Récolte à pied des palourdes : A marée basse dans l’estuaire de Pont-L’abbé, Sud-Finistère

Un pied dans la vase et l’autre légèrement soulevé, le buste penché vers l’avant, une main fouisseuse dans la masse boueuse, noirâtre et chaude, l’autre en appui sur l’anse du panier renforcé d’une armature à casier.

La silhouette progresse lentement, à la façon gracile des longs oiseaux, malgré l’aspiration de la vasière qui enserre le chausson dès lors qu’il se pose.

Méthodiquement l’Å“il suit le filon, fixé sur ces infimes dépressions, agrémentées parfois d’un ou deux trous et de leur souffle intermittent.

Les doigts gantés de bleu agrippent et saisissent, à la manière d’une pince à trois branches, la dureté de la coquille nichée dans la mouvance.
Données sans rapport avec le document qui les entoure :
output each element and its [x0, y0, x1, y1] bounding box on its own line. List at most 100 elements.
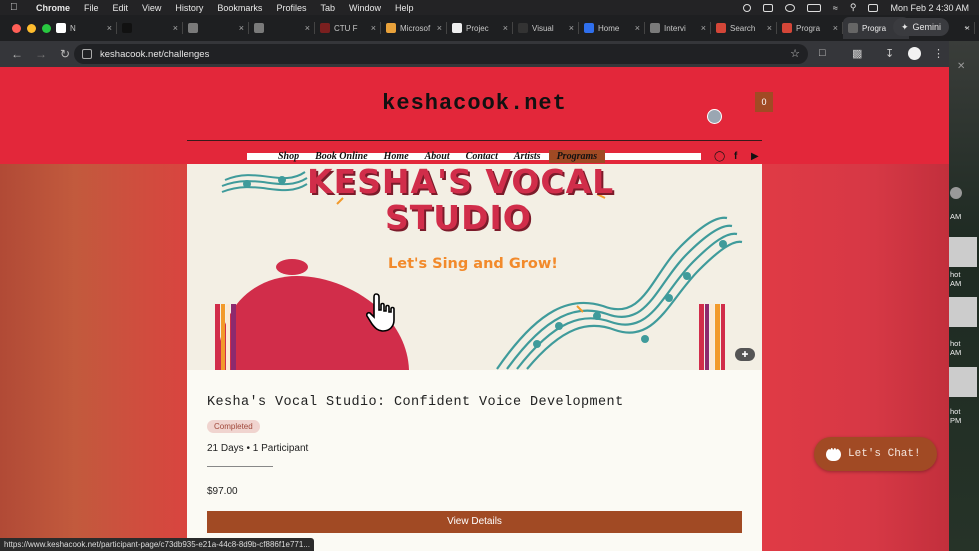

Déjà la main palpe, et le regard juge ; la taille minimale est stricte (4 cm dans la plus grande longueur), près de la moitié des palourdes détectées attendra de grandir.


Le champ vert, immense, bordé d’une sombre frondaison, vibre sous les reflets des nuages en partance. Pays d’eau peuplé du cri des oiseaux, secoué de rafales et des frémissements de la faune aquatique.

Imperceptiblement les clairs ruisseaux s’étendent, s’élargissent, gagnent en force. Le jusant transforme doucement ces veines hésitantes en artères puissantes.

Alors que le pêcheur continue sa progression, le regard rivé au sol, le cerveau en arrière plan surveille ce danger grandissant : un sixième sens transmis à la naissance par des générations d’ancêtres maritimes.

La récolte maintenant alourdit le sac juché sur un moret halé par la taille. Avant de rejoindre la brouette grinçante laissée sur le sol dur, José profite du dernier ruisseau pour rincer palourdes, panier, jambes, bras et chaussons : « L’objectif est de revenir le plus propre possible ».

Un petit sentier littoral nous ramène à la camionnette… Bien protégé, cet estuaire, par des rideaux d’arbres et de champs, coupés de routes et de maisons !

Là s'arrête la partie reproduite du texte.